The current type system in Puppet is based on resource types that are implemented using an internal Ruby DSL. There are many features that are almost never used, and with the open nature of DSL's in Ruby the definitions are somewhat open ended. In practice (after having investigated the types in the puppet distribution), it was found that most of the types were reasonable well implemented. There is however unnecessary complexities between providers and types that blurs their boundaries in some cases.
This proposal is based on what is believed to be the actual needs for expressing types (resource types, as well as other kinds of "structured data").
This ARM should:
- define a model and concrete syntax for definition of types in Puppet.
- define a Type so that it can represent a Resource Type, as well as represent a general data structure.
- show how to support Polyglot implementations (different target languages).

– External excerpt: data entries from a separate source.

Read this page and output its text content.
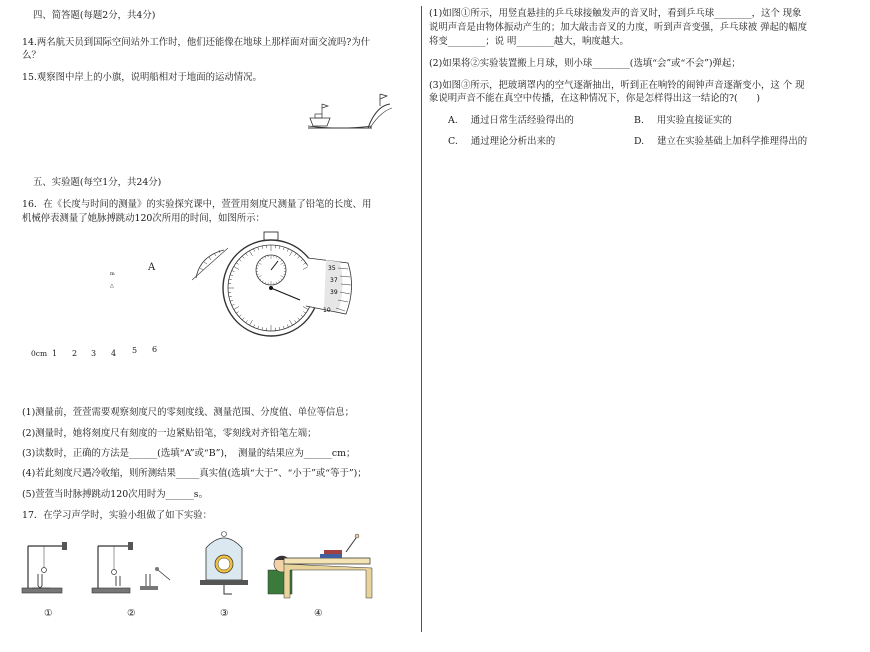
四、简答题(每题2分，共4分)
14.两名航天员到国际空间站外工作时，他们还能像在地球上那样面对面交流吗?为什
么？
15.观察图中岸上的小旗，说明船相对于地面的运动情况。
五、实验题(每空1分，共24分)
16．在《长度与时间的测量》的实验探究课中，萱萱用刻度尺测量了铅笔的长度、用
机械停表测量了她脉搏跳动120次所用的时间，如图所示：
m
△
A
0cm 1 2 3 4 5 6
35
37
39
10
(1)测量前，萱萱需要观察刻度尺的零刻度线、测量范围、分度值、单位等信息；
(2)测量时，她将刻度尺有刻度的一边紧贴铅笔，零刻线对齐铅笔左端；
(3)读数时，正确的方法是______(选填“A”或“B”)，　测量的结果应为______cm；
(4)若此刻度尺遇冷收缩，则所测结果_____真实值(选填“大于”、“小于”或“等于”)；
(5)萱萱当时脉搏跳动120次用时为______s。
17．在学习声学时，实验小组做了如下实验：
①	②	③	④
(1)如图①所示，用竖直悬挂的乒乓球接触发声的音叉时，看到乒乓球________，这个 现象
说明声音是由物体振动产生的；加大敲击音叉的力度，听到声音变强，乒乓球被 弹起的幅度
将变________；说 明________越大，响度越大。
(2)如果将②实验装置搬上月球，则小球________(选填“会”或“不会”)弹起；
(3)如图③所示，把玻璃罩内的空气逐渐抽出，听到正在响铃的闹钟声音逐渐变小，这 个 现
象说明声音不能在真空中传播，在这种情况下，你是怎样得出这一结论的?(　　)
A. 通过日常生活经验得出的	B. 用实验直接证实的
C. 通过理论分析出来的	D. 建立在实验基础上加科学推理得出的
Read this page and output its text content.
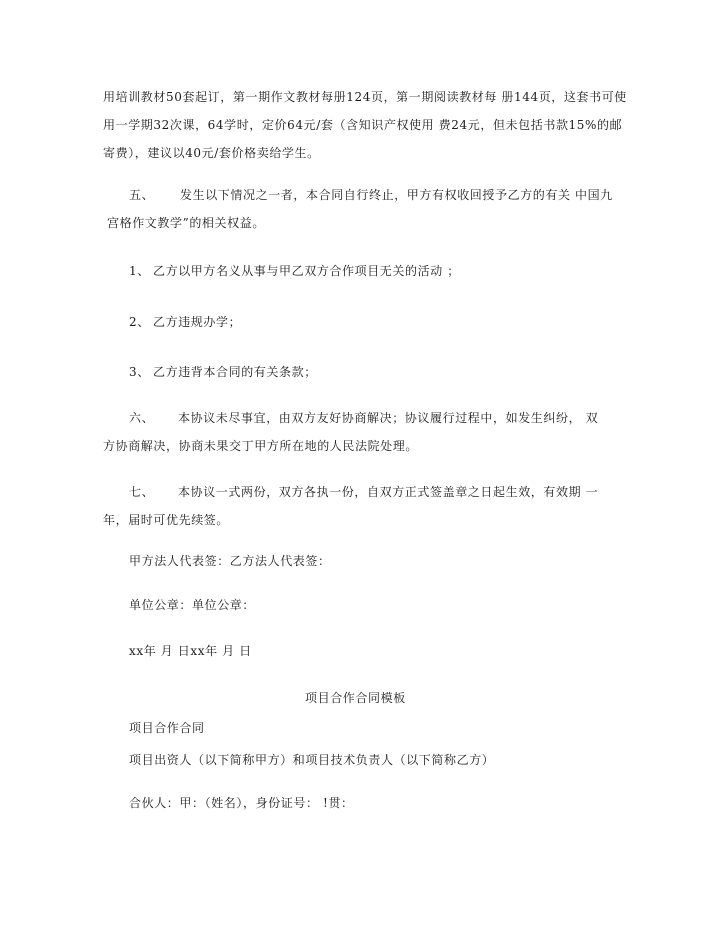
用培训教材50套起订，第一期作文教材每册124页，第一期阅读教材每 册144页，这套书可使
用一学期32次课，64学时，定价64元/套（含知识产权使用 费24元，但未包括书款15%的邮
寄费），建议以40元/套价格卖给学生。
五、 发生以下情况之一者，本合同自行终止，甲方有权收回授予乙方的有关 中国九
宫格作文教学”的相关权益。
1、 乙方以甲方名义从事与甲乙双方合作项目无关的活动 ；
2、 乙方违规办学；
3、 乙方违背本合同的有关条款；
六、 本协议未尽事宜，由双方友好协商解决；协议履行过程中，如发生纠纷， 双
方协商解决，协商未果交丁甲方所在地的人民法院处理。
七、 本协议一式两份，双方各执一份，自双方正式签盖章之日起生效，有效期 一
年，届时可优先续签。
甲方法人代表签：乙方法人代表签：
单位公章：单位公章：
xx年 月 日xx年 月 日
项目合作合同模板
项目合作合同
项目出资人（以下简称甲方）和项目技术负责人（以下简称乙方）
合伙人：甲：（姓名），身份证号： !贯：
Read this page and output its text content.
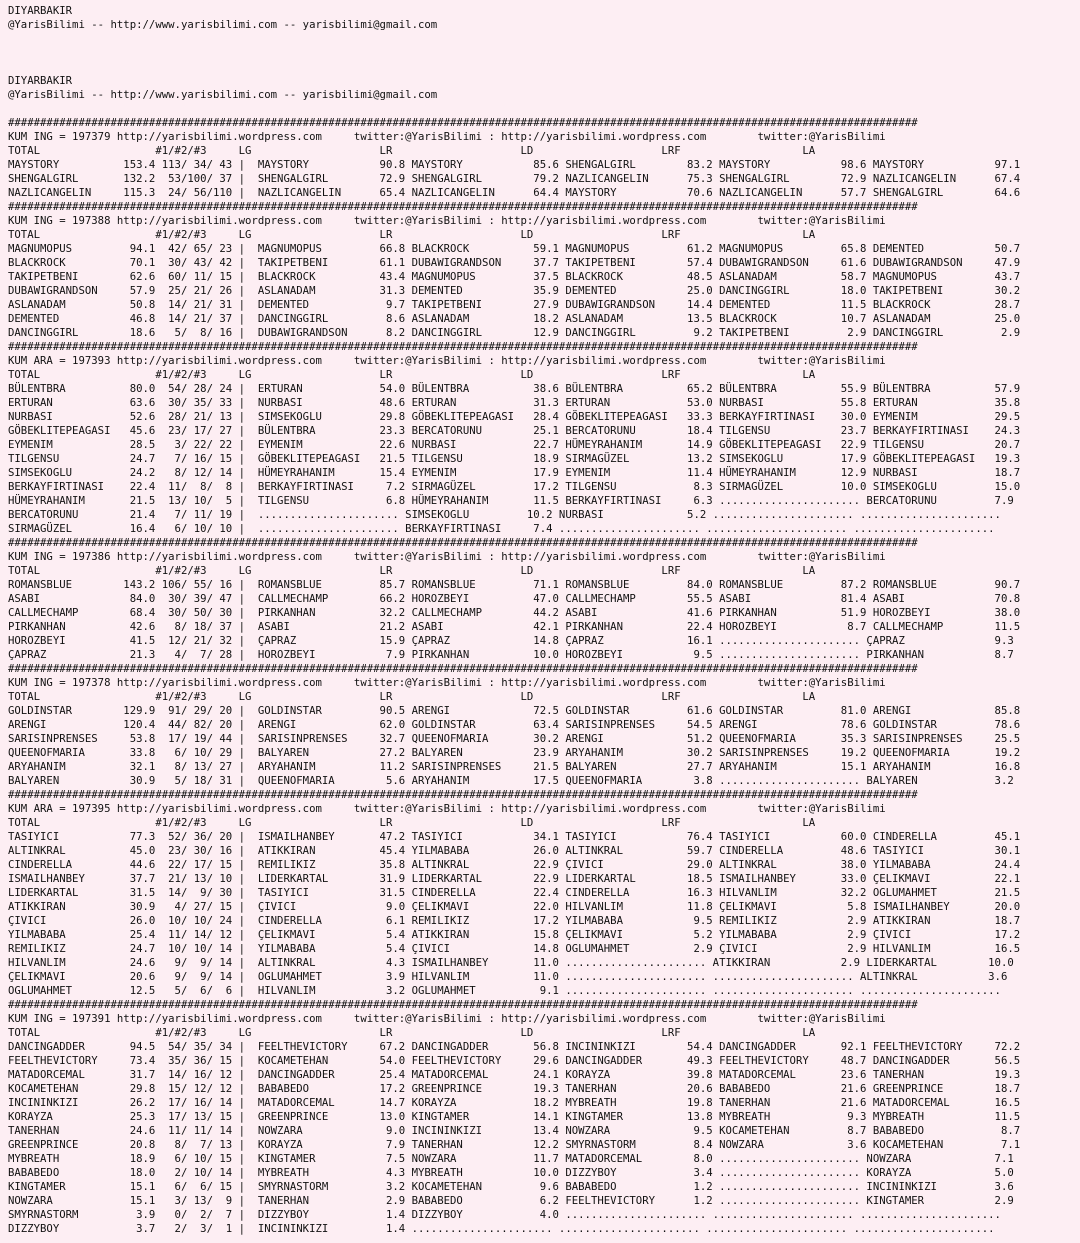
DIYARBAKIR
@YarisBilimi -- http://www.yarisbilimi.com -- yarisbilimi@gmail.com
DIYARBAKIR
@YarisBilimi -- http://www.yarisbilimi.com -- yarisbilimi@gmail.com
##############################################################################################################################################
KUM ING = 197379 http://yarisbilimi.wordpress.com     twitter:@YarisBilimi : http://yarisbilimi.wordpress.com        twitter:@YarisBilimi
TOTAL                  #1/#2/#3     LG                    LR                    LD                    LRF                   LA
MAYSTORY          153.4 113/ 34/ 43 |  MAYSTORY           90.8 MAYSTORY           85.6 SHENGALGIRL        83.2 MAYSTORY           98.6 MAYSTORY           97.1
SHENGALGIRL       132.2  53/100/ 37 |  SHENGALGIRL        72.9 SHENGALGIRL        79.2 NAZLICANGELIN      75.3 SHENGALGIRL        72.9 NAZLICANGELIN      67.4
NAZLICANGELIN     115.3  24/ 56/110 |  NAZLICANGELIN      65.4 NAZLICANGELIN      64.4 MAYSTORY           70.6 NAZLICANGELIN      57.7 SHENGALGIRL        64.6
##############################################################################################################################################
KUM ING = 197388 http://yarisbilimi.wordpress.com     twitter:@YarisBilimi : http://yarisbilimi.wordpress.com        twitter:@YarisBilimi
TOTAL                  #1/#2/#3     LG                    LR                    LD                    LRF                   LA
MAGNUMOPUS         94.1  42/ 65/ 23 |  MAGNUMOPUS         66.8 BLACKROCK          59.1 MAGNUMOPUS         61.2 MAGNUMOPUS         65.8 DEMENTED           50.7
BLACKROCK          70.1  30/ 43/ 42 |  TAKIPETBENI        61.1 DUBAWIGRANDSON     37.7 TAKIPETBENI        57.4 DUBAWIGRANDSON     61.6 DUBAWIGRANDSON     47.9
TAKIPETBENI        62.6  60/ 11/ 15 |  BLACKROCK          43.4 MAGNUMOPUS         37.5 BLACKROCK          48.5 ASLANADAM          58.7 MAGNUMOPUS         43.7
DUBAWIGRANDSON     57.9  25/ 21/ 26 |  ASLANADAM          31.3 DEMENTED           35.9 DEMENTED           25.0 DANCINGGIRL        18.0 TAKIPETBENI        30.2
ASLANADAM          50.8  14/ 21/ 31 |  DEMENTED            9.7 TAKIPETBENI        27.9 DUBAWIGRANDSON     14.4 DEMENTED           11.5 BLACKROCK          28.7
DEMENTED           46.8  14/ 21/ 37 |  DANCINGGIRL         8.6 ASLANADAM          18.2 ASLANADAM          13.5 BLACKROCK          10.7 ASLANADAM          25.0
DANCINGGIRL        18.6   5/  8/ 16 |  DUBAWIGRANDSON      8.2 DANCINGGIRL        12.9 DANCINGGIRL         9.2 TAKIPETBENI         2.9 DANCINGGIRL         2.9
##############################################################################################################################################
KUM ARA = 197393 http://yarisbilimi.wordpress.com     twitter:@YarisBilimi : http://yarisbilimi.wordpress.com        twitter:@YarisBilimi
TOTAL                  #1/#2/#3     LG                    LR                    LD                    LRF                   LA
BÜLENTBRA          80.0  54/ 28/ 24 |  ERTURAN            54.0 BÜLENTBRA          38.6 BÜLENTBRA          65.2 BÜLENTBRA          55.9 BÜLENTBRA          57.9
ERTURAN            63.6  30/ 35/ 33 |  NURBASI            48.6 ERTURAN            31.3 ERTURAN            53.0 NURBASI            55.8 ERTURAN            35.8
NURBASI            52.6  28/ 21/ 13 |  SIMSEKOGLU         29.8 GÖBEKLITEPEAGASI   28.4 GÖBEKLITEPEAGASI   33.3 BERKAYFIRTINASI    30.0 EYMENIM            29.5
GÖBEKLITEPEAGASI   45.6  23/ 17/ 27 |  BÜLENTBRA          23.3 BERCATORUNU        25.1 BERCATORUNU        18.4 TILGENSU           23.7 BERKAYFIRTINASI    24.3
EYMENIM            28.5   3/ 22/ 22 |  EYMENIM            22.6 NURBASI            22.7 HÜMEYRAHANIM       14.9 GÖBEKLITEPEAGASI   22.9 TILGENSU           20.7
TILGENSU           24.7   7/ 16/ 15 |  GÖBEKLITEPEAGASI   21.5 TILGENSU           18.9 SIRMAGÜZEL         13.2 SIMSEKOGLU         17.9 GÖBEKLITEPEAGASI   19.3
SIMSEKOGLU         24.2   8/ 12/ 14 |  HÜMEYRAHANIM       15.4 EYMENIM            17.9 EYMENIM            11.4 HÜMEYRAHANIM       12.9 NURBASI            18.7
BERKAYFIRTINASI    22.4  11/  8/  8 |  BERKAYFIRTINASI     7.2 SIRMAGÜZEL         17.2 TILGENSU            8.3 SIRMAGÜZEL         10.0 SIMSEKOGLU         15.0
HÜMEYRAHANIM       21.5  13/ 10/  5 |  TILGENSU            6.8 HÜMEYRAHANIM       11.5 BERKAYFIRTINASI     6.3 ...................... BERCATORUNU         7.9
BERCATORUNU        21.4   7/ 11/ 19 |  ...................... SIMSEKOGLU         10.2 NURBASI             5.2 ...................... ......................
SIRMAGÜZEL         16.4   6/ 10/ 10 |  ...................... BERKAYFIRTINASI     7.4 ...................... ...................... ......................
##############################################################################################################################################
KUM ING = 197386 http://yarisbilimi.wordpress.com     twitter:@YarisBilimi : http://yarisbilimi.wordpress.com        twitter:@YarisBilimi
TOTAL                  #1/#2/#3     LG                    LR                    LD                    LRF                   LA
ROMANSBLUE        143.2 106/ 55/ 16 |  ROMANSBLUE         85.7 ROMANSBLUE         71.1 ROMANSBLUE         84.0 ROMANSBLUE         87.2 ROMANSBLUE         90.7
ASABI              84.0  30/ 39/ 47 |  CALLMECHAMP        66.2 HOROZBEYI          47.0 CALLMECHAMP        55.5 ASABI              81.4 ASABI              70.8
CALLMECHAMP        68.4  30/ 50/ 30 |  PIRKANHAN          32.2 CALLMECHAMP        44.2 ASABI              41.6 PIRKANHAN          51.9 HOROZBEYI          38.0
PIRKANHAN          42.6   8/ 18/ 37 |  ASABI              21.2 ASABI              42.1 PIRKANHAN          22.4 HOROZBEYI           8.7 CALLMECHAMP        11.5
HOROZBEYI          41.5  12/ 21/ 32 |  ÇAPRAZ             15.9 ÇAPRAZ             14.8 ÇAPRAZ             16.1 ...................... ÇAPRAZ              9.3
ÇAPRAZ             21.3   4/  7/ 28 |  HOROZBEYI           7.9 PIRKANHAN          10.0 HOROZBEYI           9.5 ...................... PIRKANHAN           8.7
##############################################################################################################################################
KUM ING = 197378 http://yarisbilimi.wordpress.com     twitter:@YarisBilimi : http://yarisbilimi.wordpress.com        twitter:@YarisBilimi
TOTAL                  #1/#2/#3     LG                    LR                    LD                    LRF                   LA
GOLDINSTAR        129.9  91/ 29/ 20 |  GOLDINSTAR         90.5 ARENGI             72.5 GOLDINSTAR         61.6 GOLDINSTAR         81.0 ARENGI             85.8
ARENGI            120.4  44/ 82/ 20 |  ARENGI             62.0 GOLDINSTAR         63.4 SARISINPRENSES     54.5 ARENGI             78.6 GOLDINSTAR         78.6
SARISINPRENSES     53.8  17/ 19/ 44 |  SARISINPRENSES     32.7 QUEENOFMARIA       30.2 ARENGI             51.2 QUEENOFMARIA       35.3 SARISINPRENSES     25.5
QUEENOFMARIA       33.8   6/ 10/ 29 |  BALYAREN           27.2 BALYAREN           23.9 ARYAHANIM          30.2 SARISINPRENSES     19.2 QUEENOFMARIA       19.2
ARYAHANIM          32.1   8/ 13/ 27 |  ARYAHANIM          11.2 SARISINPRENSES     21.5 BALYAREN           27.7 ARYAHANIM          15.1 ARYAHANIM          16.8
BALYAREN           30.9   5/ 18/ 31 |  QUEENOFMARIA        5.6 ARYAHANIM          17.5 QUEENOFMARIA        3.8 ...................... BALYAREN            3.2
##############################################################################################################################################
KUM ARA = 197395 http://yarisbilimi.wordpress.com     twitter:@YarisBilimi : http://yarisbilimi.wordpress.com        twitter:@YarisBilimi
TOTAL                  #1/#2/#3     LG                    LR                    LD                    LRF                   LA
TASIYICI           77.3  52/ 36/ 20 |  ISMAILHANBEY       47.2 TASIYICI           34.1 TASIYICI           76.4 TASIYICI           60.0 CINDERELLA         45.1
ALTINKRAL          45.0  23/ 30/ 16 |  ATIKKIRAN          45.4 YILMABABA          26.0 ALTINKRAL          59.7 CINDERELLA         48.6 TASIYICI           30.1
CINDERELLA         44.6  22/ 17/ 15 |  REMILIKIZ          35.8 ALTINKRAL          22.9 ÇIVICI             29.0 ALTINKRAL          38.0 YILMABABA          24.4
ISMAILHANBEY       37.7  21/ 13/ 10 |  LIDERKARTAL        31.9 LIDERKARTAL        22.9 LIDERKARTAL        18.5 ISMAILHANBEY       33.0 ÇELIKMAVI          22.1
LIDERKARTAL        31.5  14/  9/ 30 |  TASIYICI           31.5 CINDERELLA         22.4 CINDERELLA         16.3 HILVANLIM          32.2 OGLUMAHMET         21.5
ATIKKIRAN          30.9   4/ 27/ 15 |  ÇIVICI              9.0 ÇELIKMAVI          22.0 HILVANLIM          11.8 ÇELIKMAVI           5.8 ISMAILHANBEY       20.0
ÇIVICI             26.0  10/ 10/ 24 |  CINDERELLA          6.1 REMILIKIZ          17.2 YILMABABA           9.5 REMILIKIZ           2.9 ATIKKIRAN          18.7
YILMABABA          25.4  11/ 14/ 12 |  ÇELIKMAVI           5.4 ATIKKIRAN          15.8 ÇELIKMAVI           5.2 YILMABABA           2.9 ÇIVICI             17.2
REMILIKIZ          24.7  10/ 10/ 14 |  YILMABABA           5.4 ÇIVICI             14.8 OGLUMAHMET          2.9 ÇIVICI              2.9 HILVANLIM          16.5
HILVANLIM          24.6   9/  9/ 14 |  ALTINKRAL           4.3 ISMAILHANBEY       11.0 ...................... ATIKKIRAN           2.9 LIDERKARTAL        10.0
ÇELIKMAVI          20.6   9/  9/ 14 |  OGLUMAHMET          3.9 HILVANLIM          11.0 ...................... ...................... ALTINKRAL           3.6
OGLUMAHMET         12.5   5/  6/  6 |  HILVANLIM           3.2 OGLUMAHMET          9.1 ...................... ...................... ......................
##############################################################################################################################################
KUM ING = 197391 http://yarisbilimi.wordpress.com     twitter:@YarisBilimi : http://yarisbilimi.wordpress.com        twitter:@YarisBilimi
TOTAL                  #1/#2/#3     LG                    LR                    LD                    LRF                   LA
DANCINGADDER       94.5  54/ 35/ 34 |  FEELTHEVICTORY     67.2 DANCINGADDER       56.8 INCININKIZI        54.4 DANCINGADDER       92.1 FEELTHEVICTORY     72.2
FEELTHEVICTORY     73.4  35/ 36/ 15 |  KOCAMETEHAN        54.0 FEELTHEVICTORY     29.6 DANCINGADDER       49.3 FEELTHEVICTORY     48.7 DANCINGADDER       56.5
MATADORCEMAL       31.7  14/ 16/ 12 |  DANCINGADDER       25.4 MATADORCEMAL       24.1 KORAYZA            39.8 MATADORCEMAL       23.6 TANERHAN           19.3
KOCAMETEHAN        29.8  15/ 12/ 12 |  BABABEDO           17.2 GREENPRINCE        19.3 TANERHAN           20.6 BABABEDO           21.6 GREENPRINCE        18.7
INCININKIZI        26.2  17/ 16/ 14 |  MATADORCEMAL       14.7 KORAYZA            18.2 MYBREATH           19.8 TANERHAN           21.6 MATADORCEMAL       16.5
KORAYZA            25.3  17/ 13/ 15 |  GREENPRINCE        13.0 KINGTAMER          14.1 KINGTAMER          13.8 MYBREATH            9.3 MYBREATH           11.5
TANERHAN           24.6  11/ 11/ 14 |  NOWZARA             9.0 INCININKIZI        13.4 NOWZARA             9.5 KOCAMETEHAN         8.7 BABABEDO            8.7
GREENPRINCE        20.8   8/  7/ 13 |  KORAYZA             7.9 TANERHAN           12.2 SMYRNASTORM         8.4 NOWZARA             3.6 KOCAMETEHAN         7.1
MYBREATH           18.9   6/ 10/ 15 |  KINGTAMER           7.5 NOWZARA            11.7 MATADORCEMAL        8.0 ...................... NOWZARA             7.1
BABABEDO           18.0   2/ 10/ 14 |  MYBREATH            4.3 MYBREATH           10.0 DIZZYBOY            3.4 ...................... KORAYZA             5.0
KINGTAMER          15.1   6/  6/ 15 |  SMYRNASTORM         3.2 KOCAMETEHAN         9.6 BABABEDO            1.2 ...................... INCININKIZI         3.6
NOWZARA            15.1   3/ 13/  9 |  TANERHAN            2.9 BABABEDO            6.2 FEELTHEVICTORY      1.2 ...................... KINGTAMER           2.9
SMYRNASTORM         3.9   0/  2/  7 |  DIZZYBOY            1.4 DIZZYBOY            4.0 ...................... ...................... ......................
DIZZYBOY            3.7   2/  3/  1 |  INCININKIZI         1.4 ...................... ...................... ...................... ......................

- show a migration path for current Ruby implemented types.
This ARM requires:
- ARM-2.Iteration (Lambdas)
- ARM-TBD.Expression Based Grammar
Here is a proposed grammar for Type (in EBNF).
*
- zero or more?
- zero or one[x | y]
- reference to an existing object of type x by parsing the rule/token y'x'
- token with text x- CAPS - token
()
- grouping
All semantic aspects not described in grammar - see details.
Type
: 'type' QualifiedName ('inherits' [Type | QualifiedReference])? '{'
statements += TypeStatement*
'}'
;
TypeStatement
: Attribute | Reference | Invariant | Abstract
;
Attribute
: 'attr' NAME ',' TypeRefOrEnum ('{' ':' AttributeSetting (',' AttributeSetting)* ','? '}')?
;
Reference
: 'has' NAME ',' TypeRefOrEnum ('{' ReferenceSetting (',' ReferenceSetting)* ','? '}')?
FeatureSetting
: 'min' '=>' INTEGER # min bound, default 0
| 'max' '=>' IntOrUnbound # max bound, default 1
| 'unsettable' '=>' BOOLEAN # if true, empty is different than not set
| 'validate' '=>' Validation
| 'derived' '=>' Lambda # computed, not part of serialization
| 'transient' '=>' BOOLEAN # not included in serialization, true if derived
| 'setable' '=>' BOOLEAN # default true for regular, false for derived
;
ReferenceSetting
: FeatureSetting
| 'containment' '=>' BOOLEAN # default true, as this is the most common
;
AttributeSetting
: FeatureSetting
| 'default' '=>' LiteralValue # in string form, converted to datatype
| 'check' '=>' Validation # optional validation (after set)
| 'set' '=>' Lambda # default sets a value (any datatype)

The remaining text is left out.